One afternoon when she saw Father Flood coming into the store she thought nothing of it. Although she had not seen him there since the day when he was called by the Bartoccis, she knew that he was a friend of Mr. Bartocci and might have business with him. She noticed him speaking to Miss Fortini first and saw him glancing over at her and making as though he was going to come over towards her, but instead after some discussion with Miss Fortini they both went in the direction of the office. She served a customer and then, seeing that someone had unfolded a number of blouses, she went over and put them neatly back in their place. When she turned, Miss Fortini was coming towards her and there was something in the expression on her face that made Eilis want to retreat from her, move away quickly pretending that she had not seen her.
“I wonder if you could come to the office for a moment,” Miss Fortini said.
Eilis asked herself if she had done something, if someone had accused her of something.
“What is it about?” she asked.
“I can’t tell you,” Miss Fortini said. “It’s just best if you follow me.”
In the way Miss Fortini turned and walked briskly ahead Eilis felt even more that she had done something wrong that had only now been discovered. When they moved from the shop floor and she was following Miss Fortini down a corridor, she stopped.
“I’m sorry,” she said
, “but you will have to tell me what this is about.”
“I can’t tell you,” Miss Fortini said.
“Can you give me some idea?”
“It’s something in your family.”
“Something or someone?”
“Someone.”
Immediately, Eilis thought that her mother might have had a heart attack or fallen down the stairs or that one of her brothers had had an accident in Birmingham.

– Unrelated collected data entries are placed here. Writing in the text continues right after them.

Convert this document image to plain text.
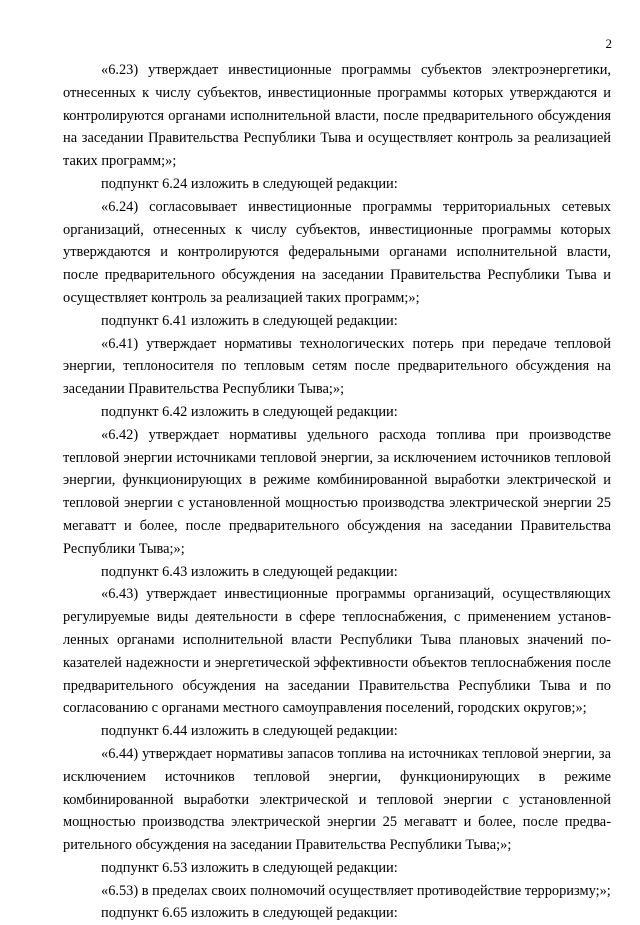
2

«6.23) утверждает инвестиционные программы субъектов электроэнергетики, отнесенных к числу субъектов, инвестиционные программы которых утверждаются и контролируются органами исполнительной власти, после предварительного обсуждения на заседании Правительства Республики Тыва и осуществляет контроль за реализацией таких программ;»;

подпункт 6.24 изложить в следующей редакции:

«6.24) согласовывает инвестиционные программы территориальных сетевых организаций, отнесенных к числу субъектов, инвестиционные программы которых утверждаются и контролируются федеральными органами исполнительной власти, после предварительного обсуждения на заседании Правительства Республики Тыва и осуществляет контроль за реализацией таких программ;»;

подпункт 6.41 изложить в следующей редакции:

«6.41) утверждает нормативы технологических потерь при передаче тепловой энергии, теплоносителя по тепловым сетям после предварительного обсуждения на заседании Правительства Республики Тыва;»;

подпункт 6.42 изложить в следующей редакции:

«6.42) утверждает нормативы удельного расхода топлива при производстве тепловой энергии источниками тепловой энергии, за исключением источников тепловой энергии, функционирующих в режиме комбинированной выработки электрической и тепловой энергии с установленной мощностью производства электрической энергии 25 мегаватт и более, после предварительного обсуждения на заседании Правительства Республики Тыва;»;

подпункт 6.43 изложить в следующей редакции:

«6.43) утверждает инвестиционные программы организаций, осуществляющих регулируемые виды деятельности в сфере теплоснабжения, с применением установленных органами исполнительной власти Республики Тыва плановых значений показателей надежности и энергетической эффективности объектов теплоснабжения после предварительного обсуждения на заседании Правительства Республики Тыва и по согласованию с органами местного самоуправления поселений, городских округов;»;

подпункт 6.44 изложить в следующей редакции:

«6.44) утверждает нормативы запасов топлива на источниках тепловой энергии, за исключением источников тепловой энергии, функционирующих в режиме комбинированной выработки электрической и тепловой энергии с установленной мощностью производства электрической энергии 25 мегаватт и более, после предварительного обсуждения на заседании Правительства Республики Тыва;»;

подпункт 6.53 изложить в следующей редакции:

«6.53) в пределах своих полномочий осуществляет противодействие терроризму;»;

подпункт 6.65 изложить в следующей редакции:
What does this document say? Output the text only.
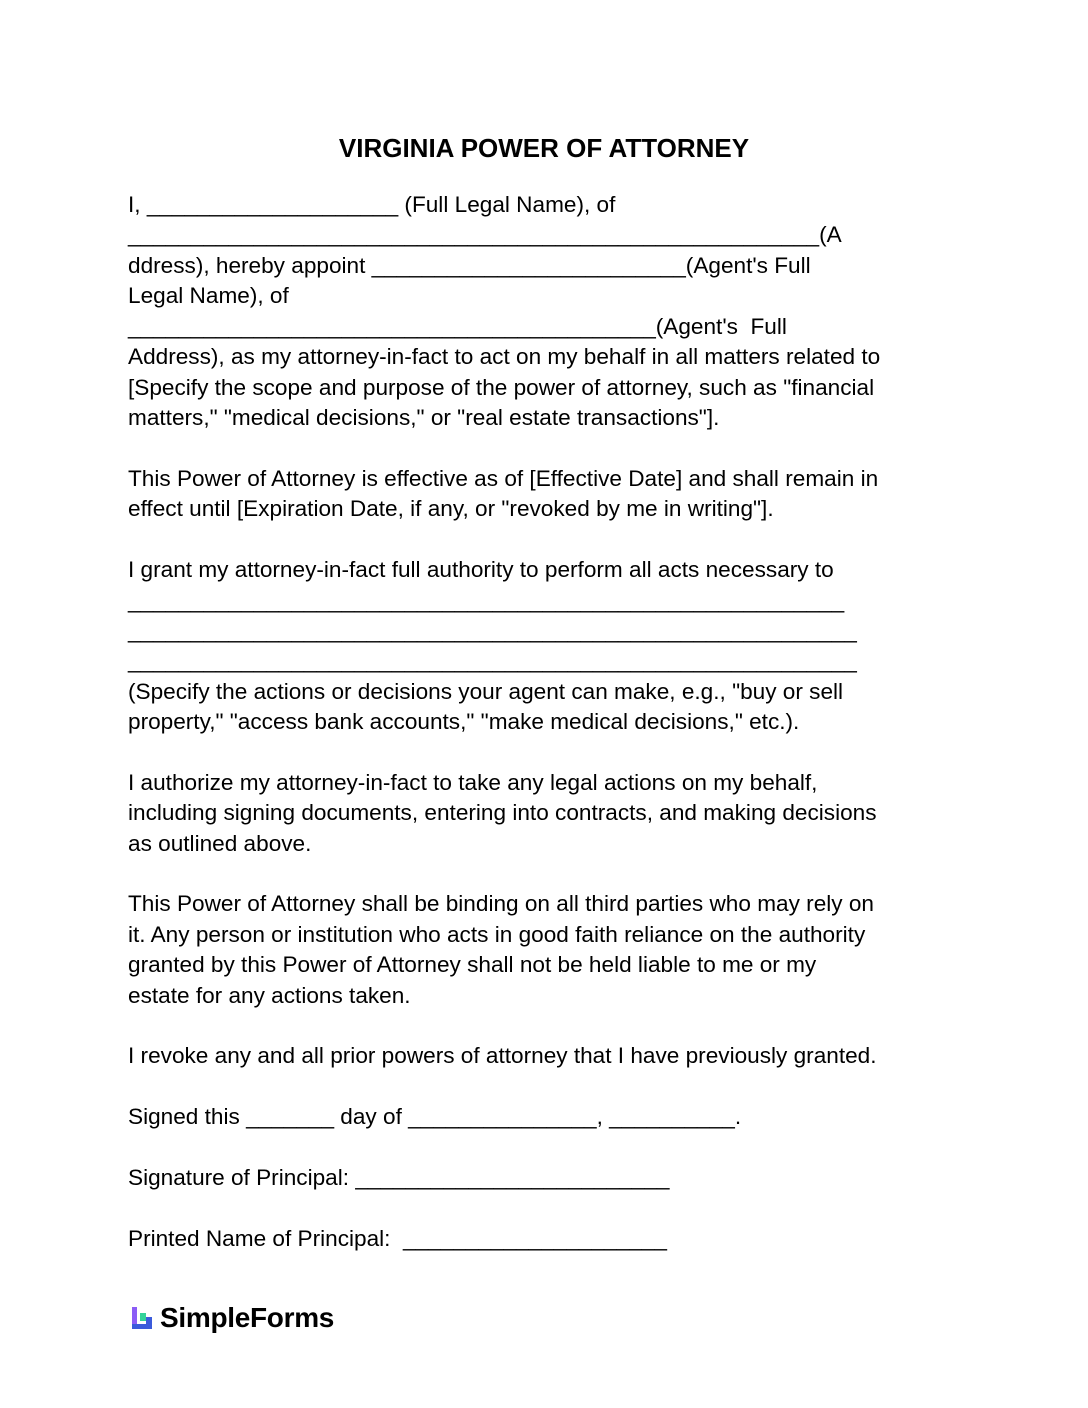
VIRGINIA POWER OF ATTORNEY
I, ____________________ (Full Legal Name), of
_______________________________________________________(A
ddress), hereby appoint _________________________(Agent's Full
Legal Name), of
__________________________________________(Agent's  Full
Address), as my attorney-in-fact to act on my behalf in all matters related to
[Specify the scope and purpose of the power of attorney, such as "financial
matters," "medical decisions," or "real estate transactions"].
This Power of Attorney is effective as of [Effective Date] and shall remain in
effect until [Expiration Date, if any, or "revoked by me in writing"].
I grant my attorney-in-fact full authority to perform all acts necessary to
_________________________________________________________
__________________________________________________________
__________________________________________________________
(Specify the actions or decisions your agent can make, e.g., "buy or sell
property," "access bank accounts," "make medical decisions," etc.).
I authorize my attorney-in-fact to take any legal actions on my behalf,
including signing documents, entering into contracts, and making decisions
as outlined above.
This Power of Attorney shall be binding on all third parties who may rely on
it. Any person or institution who acts in good faith reliance on the authority
granted by this Power of Attorney shall not be held liable to me or my
estate for any actions taken.
I revoke any and all prior powers of attorney that I have previously granted.
Signed this _______ day of _______________, __________.
Signature of Principal: _________________________
Printed Name of Principal:  _____________________
SimpleForms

“Which of them?” she asked.
Miss Fortini did not reply but walked on ahead of her again until she came to a door at the end of a corridor, which she opened. She stood back and let Eilis enter. It was a small room and Father Flood was alone sitting on a chair. He stood up hesitantly and indicated to Miss Fortini that she should leave them.
“Eilis,” he said. “Eilis.”
“Yes. What is it?”
“It’s Rose.”
“What happened to her?”
“Your mother found her dead this morning.”
Eilis said nothing.
“She must have died in her sleep,” Father Flood said.
“Died in her sleep?” Eilis asked, going over in her mind when she had last heard from Rose or from her mother and if there was any hint of anything wrong.
“Yes,” he said. “It was sudden. She was out playing golf yesterday and in the best of form. She died in her sleep, Eilis.”
“And my mother found her?”
“Yes.”
“Do the others know?”
“Yes, and they’re heading home on the mail-boat. She’s being waked tonight.”